Cette définition du mot nous semble d’autant plus plausible, qu’elle correspond parfaitement avec la signification des termes russo-slaves pour les sorcières et les magiciens. On appelle celles-là vyédma, et ceux-ci vyédmak, ces deux termes étant dérivés du verbe savoir, védat ou vyedât ; la racine, elle-même, vient sans aucun doute du sanscrit. « Veda y, dit Max Muller, dans sa Lecture on the Vedas, signifie savoir, ou connaissance… Veda est le même mot qui, en grec, est οὶδα ; je sais [omission faite du digamme vau] ; en anglais c’est wise, sage, wisdom, sagesse, to wit, savoir (103). De plus, le terme sanscrit vidma correspond à l’allemand wir wissen, nous savons. Il est fort regrettable que l’éminent philologue, tout en ayant donné les racines comparées de ce mot en sanscrit, grec, gothique, anglo-saxon et allemand, ait négligé le slavon.

Une autre désignation russe pour sorcière et magicien, est znâhâr et znâhârka (féminin) celui que nous donnons ci-dessus étant purement slavon ; ces termes sont dérivés du même verbe znât, savoir. Par conséquent la définition donnée par le Dr More en 1681 est parfaitement correcte, et correspond point pour point avec la philologie moderne.
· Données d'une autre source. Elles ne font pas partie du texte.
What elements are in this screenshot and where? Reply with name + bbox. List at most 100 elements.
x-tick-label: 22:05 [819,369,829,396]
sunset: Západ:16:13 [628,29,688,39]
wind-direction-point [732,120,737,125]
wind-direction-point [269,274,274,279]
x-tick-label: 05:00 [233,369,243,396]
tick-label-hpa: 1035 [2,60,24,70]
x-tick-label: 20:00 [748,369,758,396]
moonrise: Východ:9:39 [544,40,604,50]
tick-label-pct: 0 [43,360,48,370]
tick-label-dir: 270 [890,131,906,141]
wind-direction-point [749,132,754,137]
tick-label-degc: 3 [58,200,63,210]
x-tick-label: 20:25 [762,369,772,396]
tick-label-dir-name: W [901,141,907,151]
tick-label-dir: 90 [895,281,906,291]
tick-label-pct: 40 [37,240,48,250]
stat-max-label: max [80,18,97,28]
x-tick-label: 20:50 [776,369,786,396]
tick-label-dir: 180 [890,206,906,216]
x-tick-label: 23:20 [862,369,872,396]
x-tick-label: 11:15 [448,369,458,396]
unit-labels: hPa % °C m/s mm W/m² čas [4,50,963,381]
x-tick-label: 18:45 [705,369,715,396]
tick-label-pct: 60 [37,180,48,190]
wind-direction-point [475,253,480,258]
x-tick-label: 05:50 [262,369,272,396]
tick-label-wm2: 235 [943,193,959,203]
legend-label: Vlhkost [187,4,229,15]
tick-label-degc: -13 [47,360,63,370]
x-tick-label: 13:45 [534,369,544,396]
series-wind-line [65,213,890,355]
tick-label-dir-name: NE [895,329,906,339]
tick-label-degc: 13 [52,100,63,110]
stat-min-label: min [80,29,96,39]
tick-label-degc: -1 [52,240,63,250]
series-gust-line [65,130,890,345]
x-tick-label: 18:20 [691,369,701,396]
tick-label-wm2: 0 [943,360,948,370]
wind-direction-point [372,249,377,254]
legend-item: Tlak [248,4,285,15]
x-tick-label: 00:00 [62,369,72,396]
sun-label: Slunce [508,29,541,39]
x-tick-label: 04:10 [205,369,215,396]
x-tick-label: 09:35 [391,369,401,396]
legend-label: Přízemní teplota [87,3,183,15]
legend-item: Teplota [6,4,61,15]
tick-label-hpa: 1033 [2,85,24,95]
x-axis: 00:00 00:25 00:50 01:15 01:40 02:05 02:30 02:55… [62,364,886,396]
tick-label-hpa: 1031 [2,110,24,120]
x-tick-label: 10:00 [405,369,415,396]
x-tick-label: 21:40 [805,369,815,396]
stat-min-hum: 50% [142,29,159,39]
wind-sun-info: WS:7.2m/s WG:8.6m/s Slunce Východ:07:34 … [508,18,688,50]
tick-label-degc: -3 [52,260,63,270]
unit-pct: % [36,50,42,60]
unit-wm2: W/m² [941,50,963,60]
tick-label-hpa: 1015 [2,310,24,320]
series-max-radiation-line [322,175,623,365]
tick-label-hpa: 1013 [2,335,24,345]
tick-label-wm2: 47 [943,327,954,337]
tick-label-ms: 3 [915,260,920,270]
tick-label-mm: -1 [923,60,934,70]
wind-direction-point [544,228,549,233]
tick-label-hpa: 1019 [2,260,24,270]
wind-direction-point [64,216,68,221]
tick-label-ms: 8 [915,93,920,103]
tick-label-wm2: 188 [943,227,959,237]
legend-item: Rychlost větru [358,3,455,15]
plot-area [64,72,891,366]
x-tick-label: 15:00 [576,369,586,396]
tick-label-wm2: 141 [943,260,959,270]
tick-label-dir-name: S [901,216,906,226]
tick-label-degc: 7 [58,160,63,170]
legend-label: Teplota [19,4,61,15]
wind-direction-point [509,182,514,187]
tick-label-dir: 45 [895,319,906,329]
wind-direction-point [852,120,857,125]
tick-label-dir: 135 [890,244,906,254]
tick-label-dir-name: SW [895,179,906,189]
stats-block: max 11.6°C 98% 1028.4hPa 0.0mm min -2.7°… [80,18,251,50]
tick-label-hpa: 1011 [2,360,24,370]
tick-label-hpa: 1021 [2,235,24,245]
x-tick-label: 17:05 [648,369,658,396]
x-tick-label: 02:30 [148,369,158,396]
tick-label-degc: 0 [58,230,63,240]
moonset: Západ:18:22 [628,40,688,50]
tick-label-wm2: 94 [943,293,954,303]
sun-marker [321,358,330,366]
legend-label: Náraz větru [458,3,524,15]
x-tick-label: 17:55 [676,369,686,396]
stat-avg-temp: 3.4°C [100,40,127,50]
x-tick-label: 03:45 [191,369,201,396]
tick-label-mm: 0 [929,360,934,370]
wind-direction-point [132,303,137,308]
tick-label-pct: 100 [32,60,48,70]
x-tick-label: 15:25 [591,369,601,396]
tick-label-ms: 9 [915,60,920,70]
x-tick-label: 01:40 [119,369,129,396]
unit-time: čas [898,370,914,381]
« L’usage, dit-il, a incontestablement approprié le nom à la chose, et dans ce cas il s’applique à ce genre d’habileté et de savoir qui sort des routes battues. Et cette particularité n’impliquait aucune idée d’illégalité. Plus tard on y mit une autre restriction… ce qui fait qu’aujourd’hui… on donne aux termes witch sorcière, et wizard, magicien, cette unique interprétation et qu’on l’emploie pour désigner ceux qui font ou disent les choses d’une manière extraordinaire par suite de leur association ou d’un pacte exprès ou supposé avec mauvais esprits (104) ». Dans la clause de la loi sévère de Moise, il est donné tant de noms divers pour désigner une witch (ou sorcière), qu’il serait aussi difficile qu’inutile d’en donner la définition, telle qu’on la trouve dans le remarquable traité du Dr More. « On ne devra point trouver parmi vous des gens… qui se livrent à la divination, qui observent les astres, ni enchanteur, ni sorcier, ni charmeur, ni homme consultant les esprits familiers, ni nécromanciens », dit le texte (105). Nous ferons voir plus loin le but réel de cette sévérité. Pour le moment, nous nous contenterons de constater que le Dr More, après avoir donné une très docte définition de chacune de ces dénominations, et fait ressortir leur signification réelle du temps de Moise, prouve qu’il y a une très grande différence entre les charmeurs, les gens qui consultent les astres, et les sorciers. « Cette loi prohibitive de Moise donne tant de termes pour ce délit, à seule fin, comme c’est le cas pour notre propre code de lois, de rendre le sens plus clair, et ne donner lieu à aucune équivoque. [Ce nom de witch (sorcière)] ne doit pas s’appliquer aux escamoteurs et ceux qui font des tours sur la place publique, mais il doit être réservé à ceux qui évoquent (les spectres par la magie afin de tromper les hommes ; ceux-là sont bien les sorciers, hommes et femmes possédés d’un mauvais esprit ! Cela ressort d’Exode XXII, 18. « Tu ne souffriras point que vive מכשפה mecassephah, c’est-à-dire une sorcière. Cette loi serait d’une sévérité extrême, voire même cruelle, envers les pauvres diables de prestidigitateurs, qui exécutent des tours de passe-passe (106) ».